Mr Nicholson had been employed by the company as head of sustainability. Grainger Plc was a property investment company.
He was dismissed on 31 July 2008. As he did not have sufficient continuity of service to bring a standard unfair dismissal claim, he was limited to bringing a claim under the discrimination legislation or the “whistleblowing” legislation (the Public Interest Disclosure Act 1998).
After he was dismissed, he sent an e-mail to his employer stating that he considered his dismissal to be automatically unfair on the grounds that he had made a protective disclosure (which, if established, meant that twelve months’ continuity of service was not needed). Furthermore, he said that in his view the manner in which his employment was terminated constituted discrimination on the grounds of his philosophical beliefs in breach of the Regulations.
At a pre-hearing review, the Tribunal had to consider whether his views were capable of constituting a “philosophical belief” as defined by the Regulations.

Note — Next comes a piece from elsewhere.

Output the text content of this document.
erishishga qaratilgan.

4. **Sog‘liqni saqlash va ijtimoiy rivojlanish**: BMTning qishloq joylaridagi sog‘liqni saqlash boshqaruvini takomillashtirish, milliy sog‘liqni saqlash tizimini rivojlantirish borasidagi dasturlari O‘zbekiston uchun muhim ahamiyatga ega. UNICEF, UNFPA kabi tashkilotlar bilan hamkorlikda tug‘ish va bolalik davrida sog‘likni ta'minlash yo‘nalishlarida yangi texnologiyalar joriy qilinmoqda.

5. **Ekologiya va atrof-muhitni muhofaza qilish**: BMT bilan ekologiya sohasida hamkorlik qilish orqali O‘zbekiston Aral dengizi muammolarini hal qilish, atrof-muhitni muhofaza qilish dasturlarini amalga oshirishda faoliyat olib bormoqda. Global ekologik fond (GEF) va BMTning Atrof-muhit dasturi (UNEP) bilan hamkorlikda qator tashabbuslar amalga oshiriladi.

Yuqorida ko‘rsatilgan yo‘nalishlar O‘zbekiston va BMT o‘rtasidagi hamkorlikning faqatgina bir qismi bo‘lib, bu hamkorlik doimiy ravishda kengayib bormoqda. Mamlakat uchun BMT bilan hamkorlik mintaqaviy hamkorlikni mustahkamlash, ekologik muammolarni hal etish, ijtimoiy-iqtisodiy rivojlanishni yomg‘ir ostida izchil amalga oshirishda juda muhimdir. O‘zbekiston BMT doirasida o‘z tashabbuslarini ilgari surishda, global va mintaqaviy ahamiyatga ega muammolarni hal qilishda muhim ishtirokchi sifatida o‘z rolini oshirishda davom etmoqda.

Mr Nicholson argued that his beliefs relating to climate change and the need to cut carbon emissions were more than an opinion. He submitted that his beliefs affected how he lived his life. He said they were “… not merely an opinion but a philosophical belief which affects how I live my life including my choice of home, how I travel, what I buy, what I eat and drink, what I do with my waste and my hopes and my fears.”

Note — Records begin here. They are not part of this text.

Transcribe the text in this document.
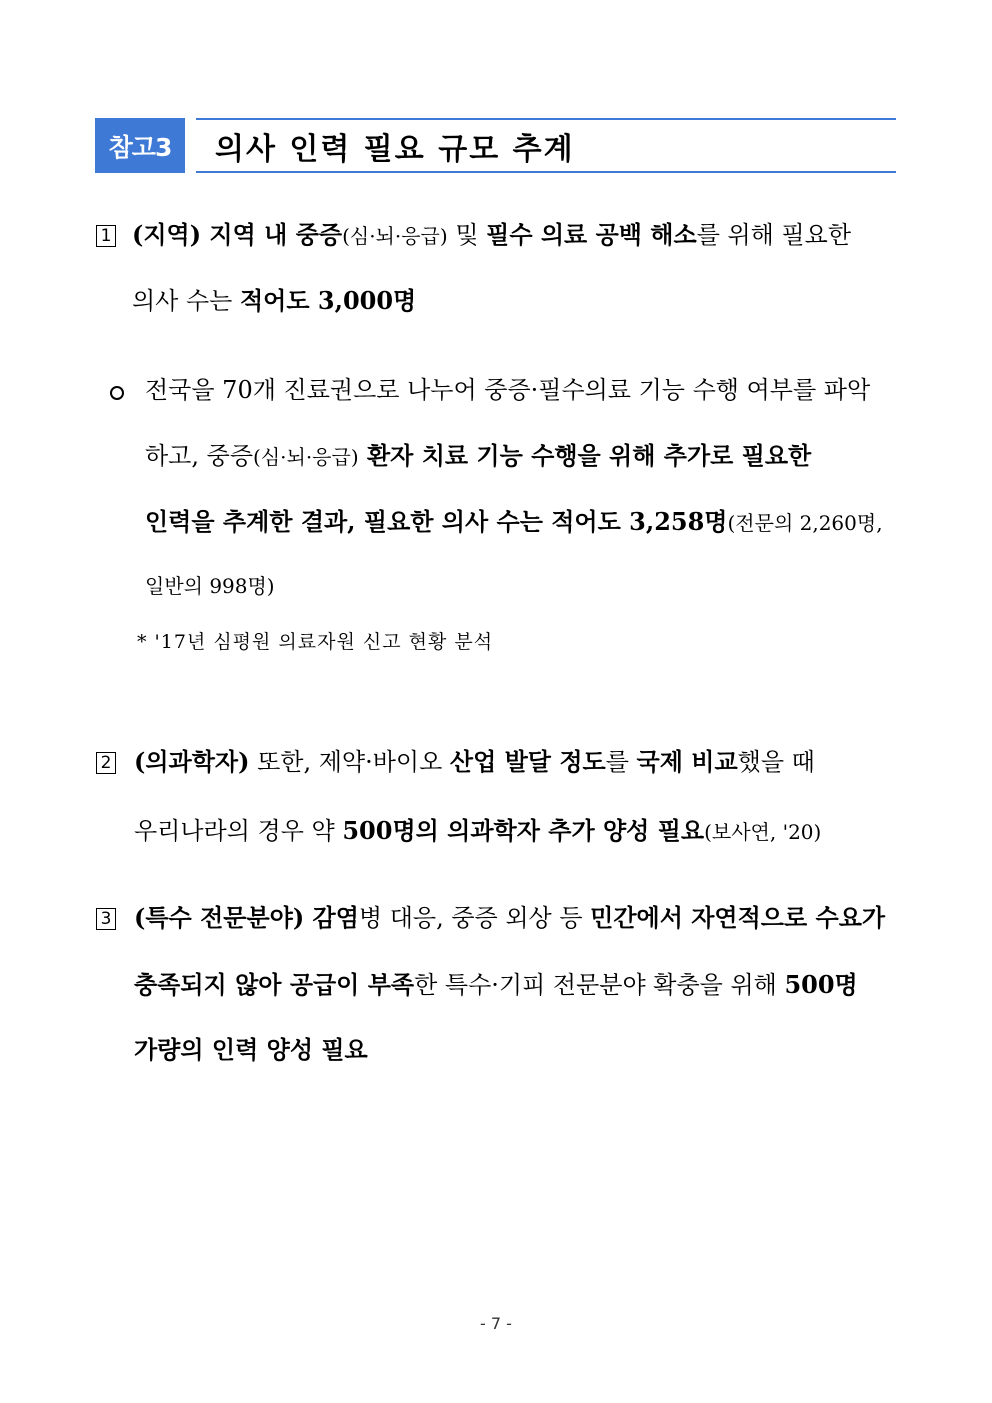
참고3	의사 인력 필요 규모 추계
1 (지역) 지역 내 중증(심·뇌·응급) 및 필수 의료 공백 해소를 위해 필요한
의사 수는 적어도 3,000명
전국을 70개 진료권으로 나누어 중증·필수의료 기능 수행 여부를 파악
하고, 중증(심·뇌·응급) 환자 치료 기능 수행을 위해 추가로 필요한
인력을 추계한 결과, 필요한 의사 수는 적어도 3,258명(전문의 2,260명,
일반의 998명)
* '17년 심평원 의료자원 신고 현황 분석
2 (의과학자) 또한, 제약·바이오 산업 발달 정도를 국제 비교했을 때
우리나라의 경우 약 500명의 의과학자 추가 양성 필요(보사연, '20)
3 (특수 전문분야) 감염병 대응, 중증 외상 등 민간에서 자연적으로 수요가
충족되지 않아 공급이 부족한 특수·기피 전문분야 확충을 위해 500명
가량의 인력 양성 필요
- 7 -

In giving its judgment the Tribunal Judge stated that his views commanded “the highest respect in democratic societies as can be seen from the conduct of modern global politics". It was concluded that Mr Nicholson’s views were capable of constituting a philosophical belief for the purposes of the Regulations and were more than just an opinion.

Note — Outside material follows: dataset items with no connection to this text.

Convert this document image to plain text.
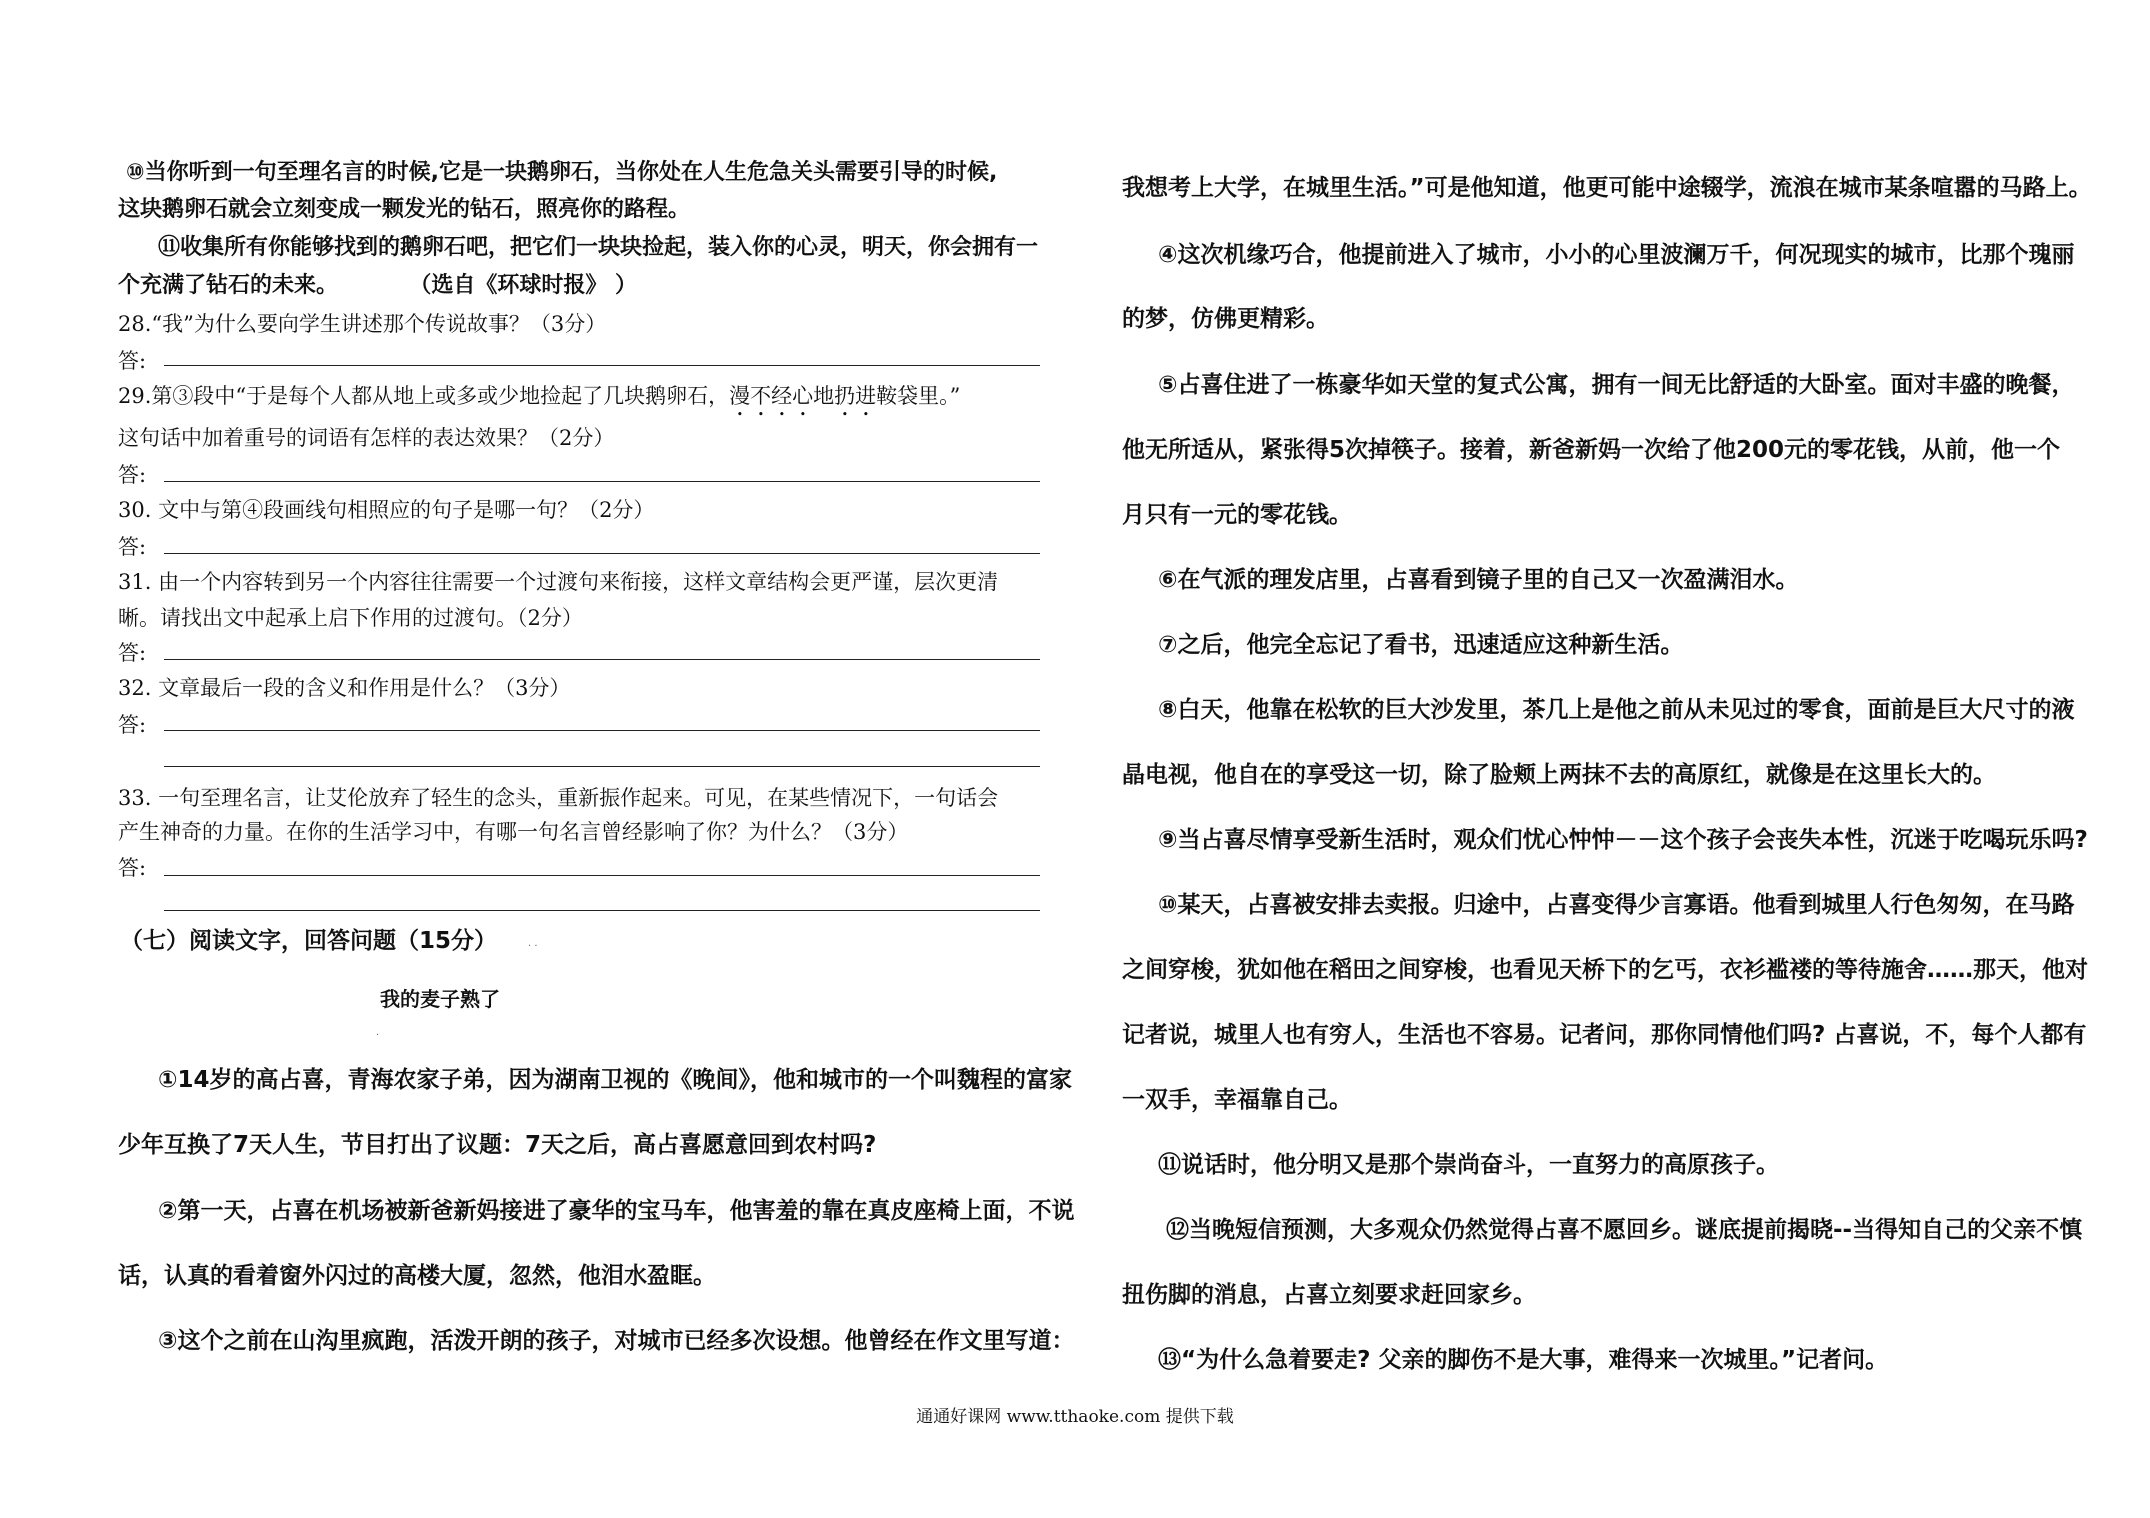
⑩当你听到一句至理名言的时候,它是一块鹅卵石，当你处在人生危急关头需要引导的时候,
这块鹅卵石就会立刻变成一颗发光的钻石，照亮你的路程。
⑪收集所有你能够找到的鹅卵石吧，把它们一块块捡起，装入你的心灵，明天，你会拥有一
个充满了钻石的未来。	（选自《环球时报》 ）
28.“我”为什么要向学生讲述那个传说故事？（3分）
答:
29.第③段中“于是每个人都从地上或多或少地捡起了几块鹅卵石，漫不经心地扔进鞍袋里。”
这句话中加着重号的词语有怎样的表达效果？（2分）
答:
30. 文中与第④段画线句相照应的句子是哪一句？（2分）
答:
31. 由一个内容转到另一个内容往往需要一个过渡句来衔接，这样文章结构会更严谨，层次更清
晰。请找出文中起承上启下作用的过渡句。（2分）
答:
32. 文章最后一段的含义和作用是什么？（3分）
答:
33. 一句至理名言，让艾伦放弃了轻生的念头，重新振作起来。可见，在某些情况下，一句话会
产生神奇的力量。在你的生活学习中，有哪一句名言曾经影响了你？为什么？（3分）
答:
（七）阅读文字，回答问题（15分）	. .
我的麦子熟了
·
①14岁的高占喜，青海农家子弟，因为湖南卫视的《晚间》，他和城市的一个叫魏程的富家
少年互换了7天人生，节目打出了议题：7天之后，高占喜愿意回到农村吗?
②第一天，占喜在机场被新爸新妈接进了豪华的宝马车，他害羞的靠在真皮座椅上面，不说
话，认真的看着窗外闪过的高楼大厦，忽然，他泪水盈眶。
③这个之前在山沟里疯跑，活泼开朗的孩子，对城市已经多次设想。他曾经在作文里写道：
我想考上大学，在城里生活。”可是他知道，他更可能中途辍学，流浪在城市某条喧嚣的马路上。
④这次机缘巧合，他提前进入了城市，小小的心里波澜万千，何况现实的城市，比那个瑰丽
的梦，仿佛更精彩。
⑤占喜住进了一栋豪华如天堂的复式公寓，拥有一间无比舒适的大卧室。面对丰盛的晚餐，
他无所适从，紧张得5次掉筷子。接着，新爸新妈一次给了他200元的零花钱，从前，他一个
月只有一元的零花钱。
⑥在气派的理发店里，占喜看到镜子里的自己又一次盈满泪水。
⑦之后，他完全忘记了看书，迅速适应这种新生活。
⑧白天，他靠在松软的巨大沙发里，茶几上是他之前从未见过的零食，面前是巨大尺寸的液
晶电视，他自在的享受这一切，除了脸颊上两抹不去的高原红，就像是在这里长大的。
⑨当占喜尽情享受新生活时，观众们忧心忡忡－－这个孩子会丧失本性，沉迷于吃喝玩乐吗?
⑩某天，占喜被安排去卖报。归途中，占喜变得少言寡语。他看到城里人行色匆匆，在马路
之间穿梭，犹如他在稻田之间穿梭，也看见天桥下的乞丐，衣衫褴褛的等待施舍……那天，他对
记者说，城里人也有穷人，生活也不容易。记者问，那你同情他们吗? 占喜说，不，每个人都有
一双手，幸福靠自己。
⑪说话时，他分明又是那个崇尚奋斗，一直努力的高原孩子。
⑫当晚短信预测，大多观众仍然觉得占喜不愿回乡。谜底提前揭晓--当得知自己的父亲不慎
扭伤脚的消息，占喜立刻要求赶回家乡。
⑬“为什么急着要走? 父亲的脚伤不是大事，难得来一次城里。”记者问。
通通好课网 www.tthaoke.com 提供下载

The employer appealed the decision to the Employment Appeal Tribunal (EAT), which had to consider (i) how far, if at all, the belief said to qualify for protection was required to be similar to religious belief; (ii) what limits, if any, should be placed on the words “philosophical belief”; and (iii) whether the authorities in relation to the European Convention on Human Rights were of relevance. In its submissions, the employer agreed that the philosophical belief should be similar to religious belief, forming part of a system of beliefs, and should be based on a philosophy of life rather than a scientific or political belief.
Decision
The EAT considered the previous case law including the case of McClintock –v- the Department for Constitutional Affairs. In reviewing the case law it noted certain limitations had been placed on the definition of “philosophical belief”: the belief must be genuinely held; it must be a belief and not an opinion or viewpoint based on the present state of information available; it must be a belief as to a weighty and substantial aspect of human life behaviour; it must attain a certain level of cogency, seriousness, cohesion and importance; and it must be worthy of respect to the democratic society, not be incompatible with human dignity and not conflict with the fundamental rights of others. It was necessary for such a belief to have similar status or cogency to a religious belief but noted that even a religious belief was not one that was not required to be shared by others. As a result, simply because the belief was a one-off was not a bar to protection and it did not need to constitute a fully-fledged system or thought.
The EAT noted that the previous judge had reached the conclusion that Mr Nicholson’s belief amounted to a philosophical belief without cross-examination. As a result, the decision of the Tribunal would be upheld, namely that Mr Nicholson’s beliefs were capable of being a belief for the purposes of the Regulations and also directed that at any full hearing Mr Nicholson would need to be cross-examined as to the genuineness of his belief. He would also need to produce evidence from which the Tribunal could conclude that his dismissal was on the basis of that belief.
Comments
This case is likely to lead to more claims from employees as it is inevitably going to be difficult for employers to determine what may or may not constitute a belief entitled to protection. More usefully however, the case provides useful guidance as to how two competing sets of rights are to be handled.